Liz Cheney took on the Obama administration's stance on national security — and both she and her father said the president was out of touch with situations on foreign soil.
“The world is worse when America is weak or walks away,” Liz Cheney said. “That’s a lesson learned today when you turn on the television."
Her father insisted that the country needs new leadership.
“The first thing you do is you get yourself a new commander in chief,” Cheney said when asked by his daughter to share his thoughts on the spy agency's controversial surveillance program,
The Daily Caller reported.
“No question this is a difficult subject matter. There are a lot of Americans out there, some of them good friends of mine, who are concerned about the NSA. Part of the difficulty is — and I plead with people don’t conflate the NSA with the IRS. Totally different problems, totally different issues.”
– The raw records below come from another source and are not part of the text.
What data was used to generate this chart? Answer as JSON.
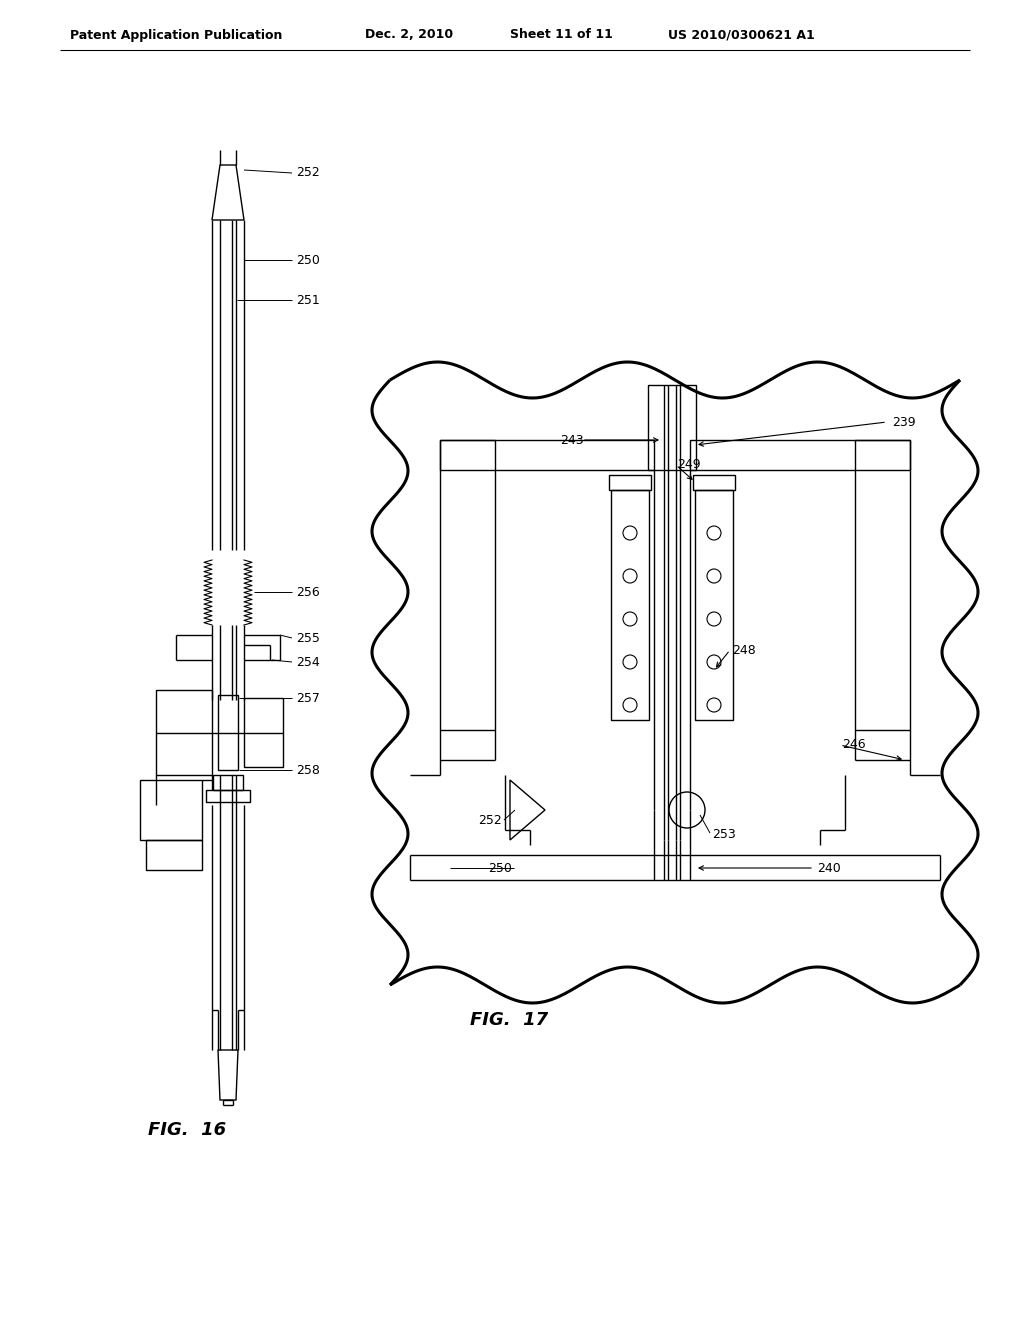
{
  "bg_color": "#ffffff",
  "header_text": "Patent Application Publication",
  "header_date": "Dec. 2, 2010",
  "header_sheet": "Sheet 11 of 11",
  "header_patent": "US 2010/0300621 A1",
  "fig16_label": "FIG.  16",
  "fig17_label": "FIG.  17",
  "line_color": "#000000",
  "lw": 1.0,
  "tlw": 2.2
}
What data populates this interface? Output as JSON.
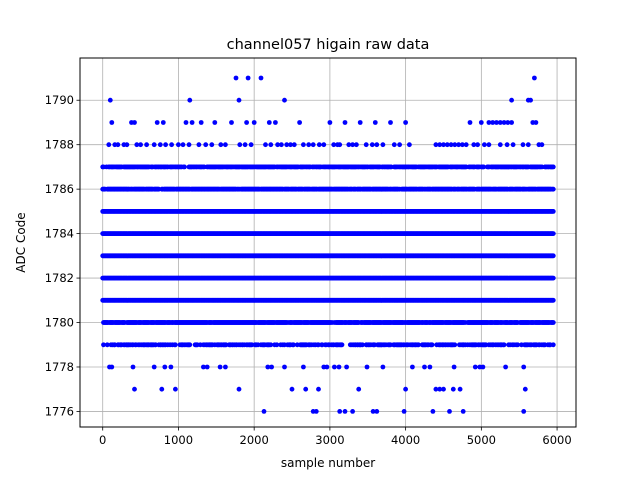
{
  "chart_data": {
    "type": "scatter",
    "title": "channel057 higain raw data",
    "xlabel": "sample number",
    "ylabel": "ADC Code",
    "xlim": [
      -300,
      6250
    ],
    "ylim": [
      1775.3,
      1791.9
    ],
    "xticks": [
      0,
      1000,
      2000,
      3000,
      4000,
      5000,
      6000
    ],
    "yticks": [
      1776,
      1778,
      1780,
      1782,
      1784,
      1786,
      1788,
      1790
    ],
    "grid": true,
    "marker_color": "#0000ff",
    "num_samples": 5950,
    "levels": [
      {
        "y": 1791,
        "x": [
          1760,
          1920,
          2090,
          5700
        ]
      },
      {
        "y": 1790,
        "x": [
          100,
          1150,
          1800,
          2400,
          5400,
          5620,
          5650
        ]
      },
      {
        "y": 1789,
        "x": [
          120,
          380,
          420,
          720,
          800,
          1100,
          1180,
          1300,
          1480,
          1700,
          1900,
          2000,
          2200,
          2280,
          2600,
          3000,
          3200,
          3400,
          3600,
          3800,
          4000,
          4850,
          5000,
          5100,
          5150,
          5200,
          5250,
          5300,
          5350,
          5400,
          5680,
          5720
        ]
      },
      {
        "y": 1788,
        "x": [
          80,
          160,
          200,
          280,
          320,
          450,
          500,
          580,
          680,
          760,
          830,
          910,
          1000,
          1060,
          1140,
          1270,
          1360,
          1440,
          1560,
          1620,
          1810,
          1880,
          1960,
          2150,
          2220,
          2310,
          2360,
          2430,
          2480,
          2530,
          2650,
          2720,
          2780,
          2860,
          2920,
          3050,
          3100,
          3130,
          3250,
          3300,
          3350,
          3480,
          3560,
          3620,
          3700,
          3850,
          3920,
          4050,
          4400,
          4450,
          4500,
          4550,
          4600,
          4650,
          4700,
          4750,
          4800,
          4900,
          4950,
          5040,
          5100,
          5250,
          5340,
          5420,
          5550,
          5620,
          5760,
          5800
        ]
      },
      {
        "y": 1776,
        "x": [
          2130,
          2780,
          2820,
          3130,
          3200,
          3300,
          3570,
          3620,
          3980,
          4360,
          4580,
          4760,
          5560
        ]
      },
      {
        "y": 1777,
        "x": [
          420,
          780,
          960,
          1800,
          2500,
          2680,
          2850,
          3380,
          4000,
          4400,
          4450,
          4500,
          4630,
          4720,
          5580
        ]
      },
      {
        "y": 1778,
        "x": [
          90,
          120,
          400,
          680,
          820,
          900,
          1330,
          1380,
          1550,
          1620,
          2180,
          2230,
          2400,
          2650,
          2920,
          2960,
          3060,
          3120,
          3220,
          3490,
          3700,
          4090,
          4250,
          4320,
          4640,
          4920,
          4980,
          5020,
          5320,
          5560
        ]
      }
    ]
  }
}
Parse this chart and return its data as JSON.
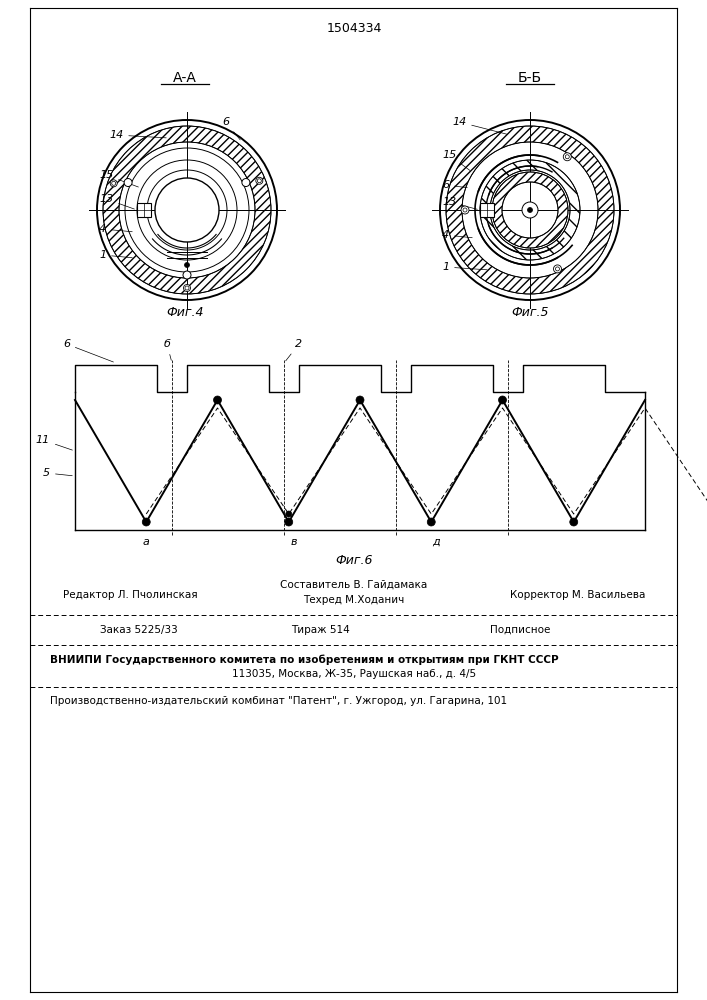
{
  "title": "1504334",
  "fig4_label": "А-А",
  "fig5_label": "Б-Б",
  "fig4_caption": "Фиг.4",
  "fig5_caption": "Фиг.5",
  "fig6_caption": "Фиг.6",
  "footer_col1_top": "Редактор Л. Пчолинская",
  "footer_col2_top1": "Составитель В. Гайдамака",
  "footer_col2_top2": "Техред М.Ходанич",
  "footer_col3_top": "Корректор М. Васильева",
  "footer_col1_bot": "Заказ 5225/33",
  "footer_col2_bot": "Тираж 514",
  "footer_col3_bot": "Подписное",
  "footer_vnipi": "ВНИИПИ Государственного комитета по изобретениям и открытиям при ГКНТ СССР",
  "footer_address": "113035, Москва, Ж-35, Раушская наб., д. 4/5",
  "footer_plant": "Производственно-издательский комбинат \"Патент\", г. Ужгород, ул. Гагарина, 101",
  "bg_color": "#ffffff"
}
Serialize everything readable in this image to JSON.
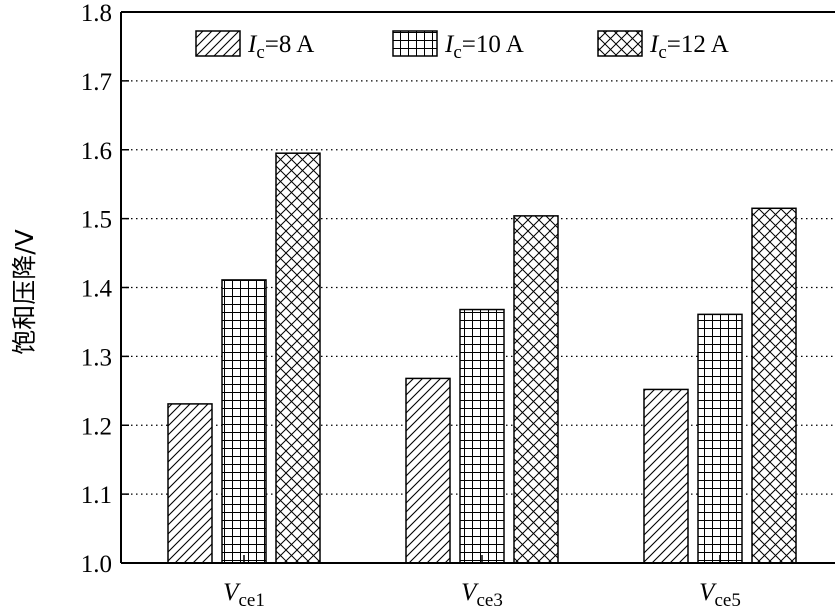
{
  "chart_data": {
    "type": "bar",
    "ylabel": "饱和压降/V",
    "ylim": [
      1.0,
      1.8
    ],
    "yticks": [
      "1.0",
      "1.1",
      "1.2",
      "1.3",
      "1.4",
      "1.5",
      "1.6",
      "1.7",
      "1.8"
    ],
    "grid": "horizontal dotted",
    "legend_position": "top",
    "categories": [
      {
        "main": "V",
        "sub": "ce1"
      },
      {
        "main": "V",
        "sub": "ce3"
      },
      {
        "main": "V",
        "sub": "ce5"
      }
    ],
    "series": [
      {
        "name": "Ic=8 A",
        "label_main": "I",
        "label_sub": "c",
        "label_rest": "=8 A",
        "pattern": "diagonal-hatch",
        "values": [
          1.231,
          1.268,
          1.252
        ]
      },
      {
        "name": "Ic=10 A",
        "label_main": "I",
        "label_sub": "c",
        "label_rest": "=10 A",
        "pattern": "grid",
        "values": [
          1.411,
          1.368,
          1.361
        ]
      },
      {
        "name": "Ic=12 A",
        "label_main": "I",
        "label_sub": "c",
        "label_rest": "=12 A",
        "pattern": "crosshatch",
        "values": [
          1.595,
          1.504,
          1.515
        ]
      }
    ]
  }
}
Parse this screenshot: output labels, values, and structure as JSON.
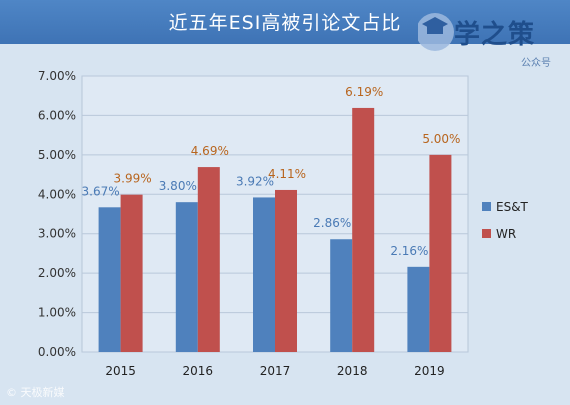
{
  "title": "近五年ESI高被引论文占比",
  "logo": {
    "text": "学之策",
    "subtitle": "公众号"
  },
  "watermark": "© 天极新媒",
  "colors": {
    "title_bar": "#4472c4",
    "series_est": "#4f81bd",
    "series_wr": "#c0504d",
    "label_est": "#4a7ab5",
    "label_wr": "#b8651e",
    "background": "#d7e4f1"
  },
  "chart_data": {
    "type": "bar",
    "categories": [
      "2015",
      "2016",
      "2017",
      "2018",
      "2019"
    ],
    "series": [
      {
        "name": "ES&T",
        "values": [
          3.67,
          3.8,
          3.92,
          2.86,
          2.16
        ],
        "labels": [
          "3.67%",
          "3.80%",
          "3.92%",
          "2.86%",
          "2.16%"
        ]
      },
      {
        "name": "WR",
        "values": [
          3.99,
          4.69,
          4.11,
          6.19,
          5.0
        ],
        "labels": [
          "3.99%",
          "4.69%",
          "4.11%",
          "6.19%",
          "5.00%"
        ]
      }
    ],
    "yticks": [
      "0.00%",
      "1.00%",
      "2.00%",
      "3.00%",
      "4.00%",
      "5.00%",
      "6.00%",
      "7.00%"
    ],
    "ylim": [
      0,
      7
    ],
    "grid": true,
    "legend": "right"
  }
}
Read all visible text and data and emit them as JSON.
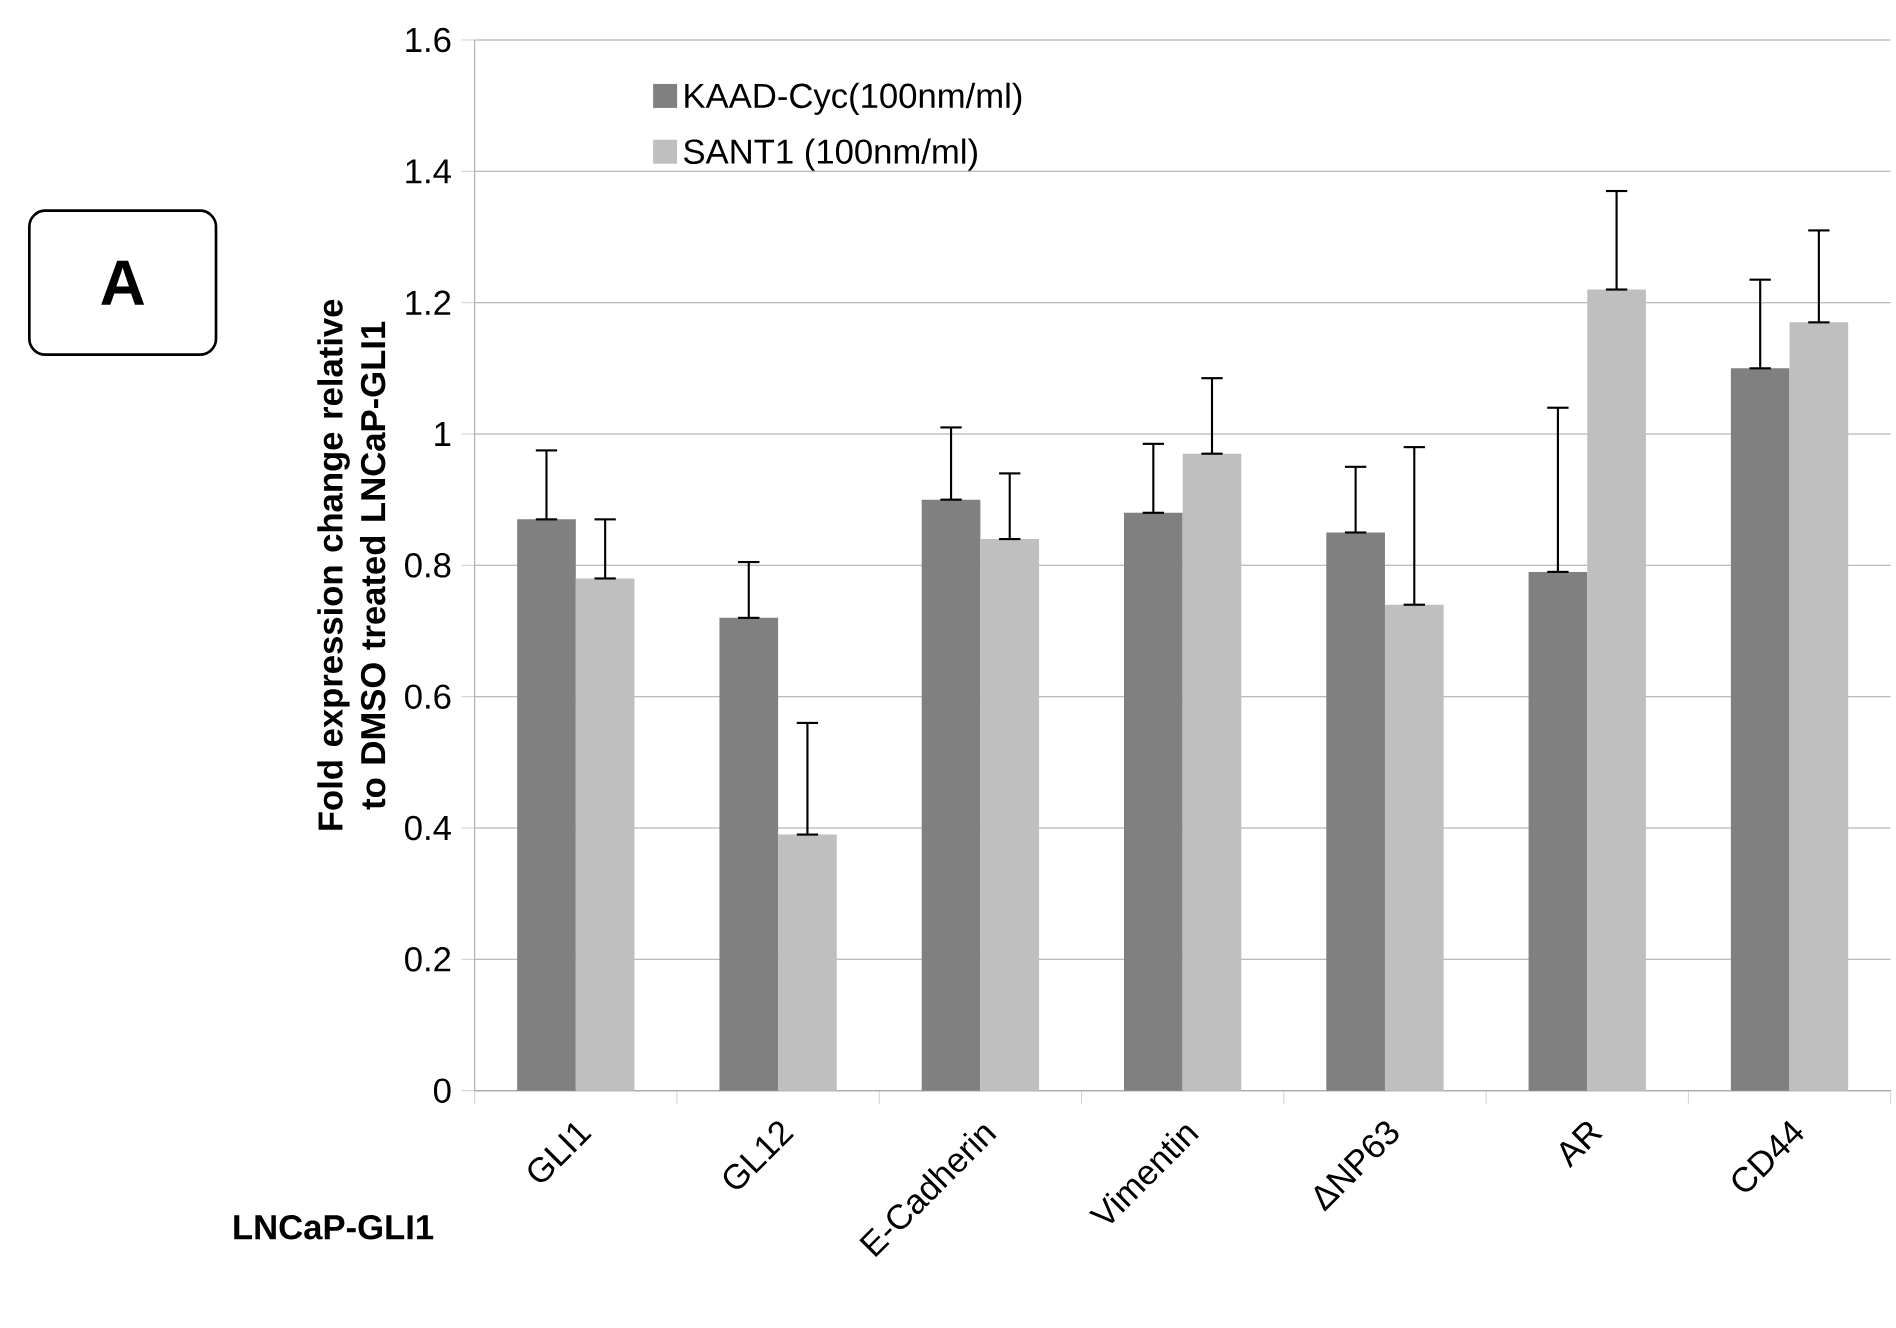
{
  "chart_data": {
    "type": "bar",
    "xlabel": "LNCaP-GLI1",
    "ylabel": "Fold expression change relative to DMSO treated LNCaP-GLI1",
    "categories": [
      "GLI1",
      "GL12",
      "E-Cadherin",
      "Vimentin",
      "ΔNP63",
      "AR",
      "CD44"
    ],
    "series": [
      {
        "name": "KAAD-Cyc(100nm/ml)",
        "color": "#808080",
        "values": [
          0.87,
          0.72,
          0.9,
          0.88,
          0.85,
          0.79,
          1.1
        ],
        "errors": [
          [
            0.87,
            0.975
          ],
          [
            0.72,
            0.805
          ],
          [
            0.9,
            1.01
          ],
          [
            0.88,
            0.985
          ],
          [
            0.85,
            0.95
          ],
          [
            0.79,
            1.04
          ],
          [
            1.1,
            1.235
          ]
        ]
      },
      {
        "name": "SANT1 (100nm/ml)",
        "color": "#bfbfbf",
        "values": [
          0.78,
          0.39,
          0.84,
          0.97,
          0.74,
          1.22,
          1.17
        ],
        "errors": [
          [
            0.78,
            0.87
          ],
          [
            0.39,
            0.56
          ],
          [
            0.84,
            0.94
          ],
          [
            0.97,
            1.085
          ],
          [
            0.74,
            0.98
          ],
          [
            1.22,
            1.37
          ],
          [
            1.17,
            1.31
          ]
        ]
      }
    ],
    "ylim": [
      0,
      1.6
    ],
    "yticks": [
      0,
      0.2,
      0.4,
      0.6,
      0.8,
      1,
      1.2,
      1.4,
      1.6
    ],
    "grid": "y",
    "legend": "top left",
    "annotations": [
      "A"
    ]
  }
}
“It would be a terrible mistake if because the IRS has been abused by Barack Obama and his people, we would therefore turn and say, ‘well, we are going to get rid of the NSA program because it might be abused by the president,'” he added.
Liz Cheney pressed her father, arguing Obama “seems not to care about defending the nation, the Constitution, the rule of law, American privacy and it gives rise to concerns.”
"The president is not up to the job and doesn’t have the same core values we do," Cheney said. "We shouldn’t limit our defense, or defense tools," he said, adding: "We just need to beat him in the next election."
The Cheneys spoke for more than an hour, also touching on the former vice president's recent heart transplant, according to Steamboat Today.